Key Highlights
- Q4 adjusted earnings per share of $0.93 exceeded analyst projections by 8.1%, marking an increase from $0.73 in the prior-year period
- Quarterly revenue climbed 17% on a year-over-year basis to reach $7.5 billion, surpassing estimates by 8.1%
- Company announces separation of its Cloud and Power Infrastructure division into an independent publicly-traded entity in Q1 2027
- Current CEO Revathi Advaithi will transition to lead the separated company; Michael Hartung promoted to Flex CEO role
- Fiscal 2027 projections anticipate revenue between $32.3–$33.8 billion with adjusted EPS ranging from $4.21–$4.51, representing 32% growth at the midpoint
Shares of Flex (FLEX) experienced a dramatic surge of more than 35% during Wednesday trading after the manufacturing solutions provider delivered impressive fourth-quarter results and revealed a strategic plan to separate its rapidly expanding Cloud and Power Infrastructure division.
The company’s adjusted earnings per share for the fourth quarter reached $0.93, surpassing the Zacks Consensus Estimate by 8.1% and representing a significant improvement from the $0.73 reported in the comparable quarter of the previous year. Quarterly revenue totaled $7.5 billion, reflecting 17% year-over-year expansion and exceeding Wall Street expectations by an identical margin.
The star performer proved to be the Cloud and Power Infrastructure (CPI) division, which generated $1.8 billion in revenue — representing 31% year-over-year growth — while achieving an adjusted operating margin of 9.9%.
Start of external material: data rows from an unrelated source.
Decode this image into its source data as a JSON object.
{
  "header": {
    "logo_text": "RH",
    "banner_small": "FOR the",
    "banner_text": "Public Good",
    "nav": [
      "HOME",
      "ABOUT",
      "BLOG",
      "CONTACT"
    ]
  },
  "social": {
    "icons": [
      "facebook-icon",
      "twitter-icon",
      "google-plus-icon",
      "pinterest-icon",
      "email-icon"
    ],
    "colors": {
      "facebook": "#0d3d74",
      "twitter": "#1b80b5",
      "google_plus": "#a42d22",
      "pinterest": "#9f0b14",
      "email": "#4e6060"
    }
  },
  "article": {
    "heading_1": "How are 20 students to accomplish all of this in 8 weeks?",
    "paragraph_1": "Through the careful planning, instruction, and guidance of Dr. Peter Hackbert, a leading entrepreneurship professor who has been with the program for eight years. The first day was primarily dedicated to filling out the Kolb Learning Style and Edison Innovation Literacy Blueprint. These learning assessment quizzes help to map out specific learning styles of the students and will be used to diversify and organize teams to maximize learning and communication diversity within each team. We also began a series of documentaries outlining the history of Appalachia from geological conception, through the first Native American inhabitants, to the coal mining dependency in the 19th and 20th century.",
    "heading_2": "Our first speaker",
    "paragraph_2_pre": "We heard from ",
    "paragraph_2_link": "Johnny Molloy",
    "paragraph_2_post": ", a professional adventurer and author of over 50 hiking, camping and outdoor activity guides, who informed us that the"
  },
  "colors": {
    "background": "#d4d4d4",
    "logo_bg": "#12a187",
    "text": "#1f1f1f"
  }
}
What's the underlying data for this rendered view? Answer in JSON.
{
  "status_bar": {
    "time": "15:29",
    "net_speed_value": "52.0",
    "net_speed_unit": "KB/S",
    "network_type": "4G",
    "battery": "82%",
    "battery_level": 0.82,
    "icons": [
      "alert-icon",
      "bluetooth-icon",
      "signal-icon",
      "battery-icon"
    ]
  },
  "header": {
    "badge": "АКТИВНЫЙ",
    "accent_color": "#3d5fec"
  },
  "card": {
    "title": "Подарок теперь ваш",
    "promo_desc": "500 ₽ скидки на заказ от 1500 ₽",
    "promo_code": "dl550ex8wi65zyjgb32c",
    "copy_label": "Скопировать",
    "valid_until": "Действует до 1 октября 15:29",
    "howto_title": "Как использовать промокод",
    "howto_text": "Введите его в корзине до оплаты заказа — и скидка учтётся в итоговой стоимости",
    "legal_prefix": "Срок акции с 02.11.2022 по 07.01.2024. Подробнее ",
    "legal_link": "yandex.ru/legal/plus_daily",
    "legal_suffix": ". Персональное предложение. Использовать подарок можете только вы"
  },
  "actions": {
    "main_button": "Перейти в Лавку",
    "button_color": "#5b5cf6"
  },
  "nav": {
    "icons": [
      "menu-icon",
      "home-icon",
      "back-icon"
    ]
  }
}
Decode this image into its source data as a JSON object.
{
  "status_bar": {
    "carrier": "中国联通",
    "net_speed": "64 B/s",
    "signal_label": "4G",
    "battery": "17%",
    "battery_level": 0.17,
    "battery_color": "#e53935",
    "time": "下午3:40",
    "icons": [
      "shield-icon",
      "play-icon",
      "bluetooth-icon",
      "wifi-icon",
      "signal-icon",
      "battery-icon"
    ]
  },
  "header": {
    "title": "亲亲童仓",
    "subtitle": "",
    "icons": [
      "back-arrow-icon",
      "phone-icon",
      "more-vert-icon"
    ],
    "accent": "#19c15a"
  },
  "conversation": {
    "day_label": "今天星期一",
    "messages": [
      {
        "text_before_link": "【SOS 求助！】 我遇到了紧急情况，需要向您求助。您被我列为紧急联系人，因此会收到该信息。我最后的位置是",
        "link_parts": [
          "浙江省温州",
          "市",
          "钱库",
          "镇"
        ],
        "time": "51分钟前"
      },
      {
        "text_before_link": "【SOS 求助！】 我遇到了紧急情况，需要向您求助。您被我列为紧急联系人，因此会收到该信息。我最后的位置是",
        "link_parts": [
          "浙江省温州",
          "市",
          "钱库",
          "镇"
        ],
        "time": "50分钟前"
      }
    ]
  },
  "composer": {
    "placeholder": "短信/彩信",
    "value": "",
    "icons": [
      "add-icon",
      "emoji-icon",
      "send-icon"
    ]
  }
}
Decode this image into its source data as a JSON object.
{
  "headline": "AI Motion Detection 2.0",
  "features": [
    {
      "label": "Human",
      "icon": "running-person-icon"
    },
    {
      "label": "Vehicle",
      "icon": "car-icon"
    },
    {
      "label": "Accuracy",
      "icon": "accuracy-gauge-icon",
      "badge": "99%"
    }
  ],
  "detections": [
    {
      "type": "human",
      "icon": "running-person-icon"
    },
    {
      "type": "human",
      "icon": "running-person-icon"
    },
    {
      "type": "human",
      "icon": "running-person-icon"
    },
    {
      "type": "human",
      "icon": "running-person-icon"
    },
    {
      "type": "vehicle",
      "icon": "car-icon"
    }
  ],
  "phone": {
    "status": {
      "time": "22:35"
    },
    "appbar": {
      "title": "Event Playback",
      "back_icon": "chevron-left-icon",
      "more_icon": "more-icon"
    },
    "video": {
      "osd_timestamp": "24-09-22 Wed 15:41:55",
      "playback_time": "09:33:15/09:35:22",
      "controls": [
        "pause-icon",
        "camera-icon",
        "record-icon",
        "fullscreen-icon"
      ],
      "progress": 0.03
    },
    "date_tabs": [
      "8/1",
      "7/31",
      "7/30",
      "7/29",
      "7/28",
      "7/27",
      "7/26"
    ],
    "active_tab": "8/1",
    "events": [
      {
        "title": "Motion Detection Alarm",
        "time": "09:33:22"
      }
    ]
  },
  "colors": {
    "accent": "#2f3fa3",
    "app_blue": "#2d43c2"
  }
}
For the complete fiscal year 2026, Flex delivered total revenue of $27.9 billion, reflecting 8% growth, alongside adjusted earnings per share of $3.30, marking a 25% year-over-year increase. The company’s adjusted gross margin for the full year expanded by 70 basis points to reach 9.5%.
Strategic Separation Dominates Investor Attention
The most significant announcement during the earnings presentation centered on the company’s intention to separate the CPI business into an independent publicly-traded entity. CEO Revathi Advaithi characterized the strategic move as the “next milestone” in an ongoing, multi-year transformation of the company’s business portfolio.
Advaithi will transition to the role of CEO for the newly formed SpinCo. Meanwhile, Chief Commercial Officer Michael Hartung has been tapped to assume the CEO position for the remaining Flex operations following the completion of the transaction, which is anticipated to close during the first quarter of calendar year 2027.
Management describes the new SpinCo as a “global critical digital infrastructure company” with a strategic focus on power and thermal management solutions designed for AI-powered data centers. Advaithi connected the strategic timing to accelerating AI-driven computing requirements and characterized the market opportunity as a “generational transformation” in electrical infrastructure capabilities.
During the quarter, Flex also finalized its acquisition of Electrical Power Products (EP²), which brings utility-grade solutions for grid modernization initiatives into the company’s expanding portfolio.
Forward-Looking Financial Projections
For the first quarter of fiscal 2027, management provided guidance calling for revenue between $7.35–$7.65 billion and adjusted earnings per share in the range of $0.86–$0.92, translating to approximately 24% EPS expansion at the midpoint.
Full fiscal year 2027 projections anticipate revenue spanning $32.3–$33.8 billion, representing approximately 18% growth at the midpoint. Adjusted earnings per share are forecasted in the range of $4.21–$4.51, signifying 32% growth at the midpoint.
Capital expenditure for FY2027 is projected at $1.4–$1.6 billion, substantially higher than the $625 million invested during FY2026. CFO Kevin Krumm explained that the elevated spending relates to “foundational” power and cooling infrastructure investments supporting data center clients, with expectations for normalization during FY2028.
Management reaffirmed CPI segment growth targets of 65–75% for FY2027 and exceeding 80% for FY2028. Executives highlighted a substantial multi-year agreement with Google and emphasized that the business unit is “booked out in terms of capacity and backlog for the next two years.”
The company’s Regulated Manufacturing Solutions and Integrated Technology Solutions segments each recorded 13% growth during the fourth quarter, reaching $2.7 billion and $2.9 billion respectively.
Flex executed $200 million in share repurchases during Q4, bringing total buybacks for the full fiscal year to $944 million.